A: I have. I will. I am a total professional.

Q: How far will you go?

A: Garza Brothers Bait Company, Medart, Florida.

Enema Variations

Louis XVI's hobby was locksmithing,
which, given the difficulty he
and Marie Antoinette had impregnating
the queen, gave rise to ribald jokes
among the peasantry about the key,
that is, the king, not being able
to find the keyhole. BUKOWSKI NEVER
DID THIS is a roman-à-clef, avec
son clef.
Like Elgar's Enigma Variations.
Brew called it "Variations on Enema Vérité."

Wretched Excess

Watching the preparations for President Bush's inauguration,
I think of the Court of Louis Seize, partying at Versailles,
while the peasants do not have enough bread to eat.
They gather twigs. Yeats says, " Some burn damp faggots,
others may consume/The entire combustible world in one small room."
Does the man of hubris never realize that spiking the ball in the end zone
fucks up your karma? Are they always surprised to hear
the rattle of the guillotine?

John Bennett

Dear John:

LitVision Press has asked to publish BUKOWSKI NEVER DID THIS: A YEAR IN THE LIFE OF AN UNDERGROUND WRITER AND HIS FAMILY.

I wonder if you'd write an introduction to the book for me.

The last book-length book I had published was Forty, 17 years ago.

That's longer than Jack Kerouac went between The Town and the City and On the Road, and then Kerouac had to make the changes Viking Press wanted to get On the Road published.

Maybe that's what took me longer. I wouldn't make the changes Viking Press wanted.

My strategy was, "Let them sweat," or, "Let the mountain come to Mahomet."

Gerald Locklin said Bukowski had "the most freedom of any published writer in American literary history." I have more freedom than Bukowski, by remaining unpublished, or underpublished.

That is, exercising my freedom has kept me unpublished, or underpublished.

It's not just you I take for granted when I call myself unpublished, or underpublished, John. I take for granted Crowbar, Roger Jackson, Jeff Potter, a score of little magazine editors, including Partick Kelly, the first.

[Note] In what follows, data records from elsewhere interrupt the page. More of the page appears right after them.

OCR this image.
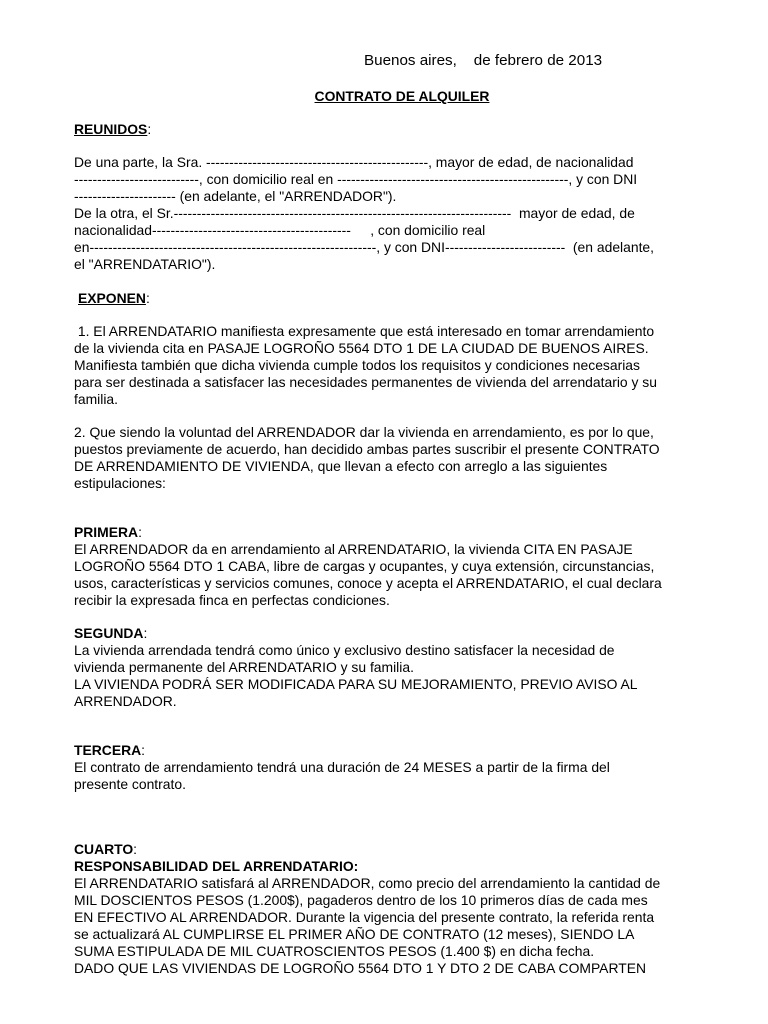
Buenos aires,    de febrero de 2013
CONTRATO DE ALQUILER
REUNIDOS:
De una parte, la Sra. ------------------------------------------------, mayor de edad, de nacionalidad
---------------------------, con domicilio real en --------------------------------------------------, y con DNI
---------------------- (en adelante, el "ARRENDADOR").
De la otra, el Sr.-------------------------------------------------------------------------  mayor de edad, de
nacionalidad-------------------------------------------     , con domicilio real
en--------------------------------------------------------------, y con DNI--------------------------  (en adelante,
el "ARRENDATARIO").
EXPONEN:
1. El ARRENDATARIO manifiesta expresamente que está interesado en tomar arrendamiento
de la vivienda cita en PASAJE LOGROÑO 5564 DTO 1 DE LA CIUDAD DE BUENOS AIRES.
Manifiesta también que dicha vivienda cumple todos los requisitos y condiciones necesarias
para ser destinada a satisfacer las necesidades permanentes de vivienda del arrendatario y su
familia.
2. Que siendo la voluntad del ARRENDADOR dar la vivienda en arrendamiento, es por lo que,
puestos previamente de acuerdo, han decidido ambas partes suscribir el presente CONTRATO
DE ARRENDAMIENTO DE VIVIENDA, que llevan a efecto con arreglo a las siguientes
estipulaciones:
PRIMERA:
El ARRENDADOR da en arrendamiento al ARRENDATARIO, la vivienda CITA EN PASAJE
LOGROÑO 5564 DTO 1 CABA, libre de cargas y ocupantes, y cuya extensión, circunstancias,
usos, características y servicios comunes, conoce y acepta el ARRENDATARIO, el cual declara
recibir la expresada finca en perfectas condiciones.
SEGUNDA:
La vivienda arrendada tendrá como único y exclusivo destino satisfacer la necesidad de
vivienda permanente del ARRENDATARIO y su familia.
LA VIVIENDA PODRÁ SER MODIFICADA PARA SU MEJORAMIENTO, PREVIO AVISO AL
ARRENDADOR.
TERCERA:
El contrato de arrendamiento tendrá una duración de 24 MESES a partir de la firma del
presente contrato.
CUARTO:
RESPONSABILIDAD DEL ARRENDATARIO:
El ARRENDATARIO satisfará al ARRENDADOR, como precio del arrendamiento la cantidad de
MIL DOSCIENTOS PESOS (1.200$), pagaderos dentro de los 10 primeros días de cada mes
EN EFECTIVO AL ARRENDADOR. Durante la vigencia del presente contrato, la referida renta
se actualizará AL CUMPLIRSE EL PRIMER AÑO DE CONTRATO (12 meses), SIENDO LA
SUMA ESTIPULADA DE MIL CUATROSCIENTOS PESOS (1.400 $) en dicha fecha.
DADO QUE LAS VIVIENDAS DE LOGROÑO 5564 DTO 1 Y DTO 2 DE CABA COMPARTEN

What have you done for me lately? A writer is a suckhole of need.

My grandparents, my mother, Brenda and the boys, Larry and Hazel Schlueter.

Anyhow, I am excited about this book.

The ULA needs a prodeck to rally around, instead of manifestos and prescriptions, and implying that I beat Bukowski in a fair fight will enrage the small press writers who think that they are the rightful heir. Guy Lit should piss a few feminists off, too.

I can't wait for it to hit those bastions of free expression and openness to ideas the University Town.

I only myself alone am escaped to tell.

All best,



Jack

Brian Hand

Bryan: A small press in California is going to publish a book of mine, and I wondered if you'd like to do the cover.

The publisher--actually, the Marketing department--has the final say, and sometimes they have their own ideas, but if you want to do something I'll show it to him.

I'll bring a copy of the MS to The Red Bar Sunday so you can read it and see what you think.

He says "color, not too cartoony."

If it doesn't work out, at least you got to read the book before it was published. (Duke read it on the Internet.)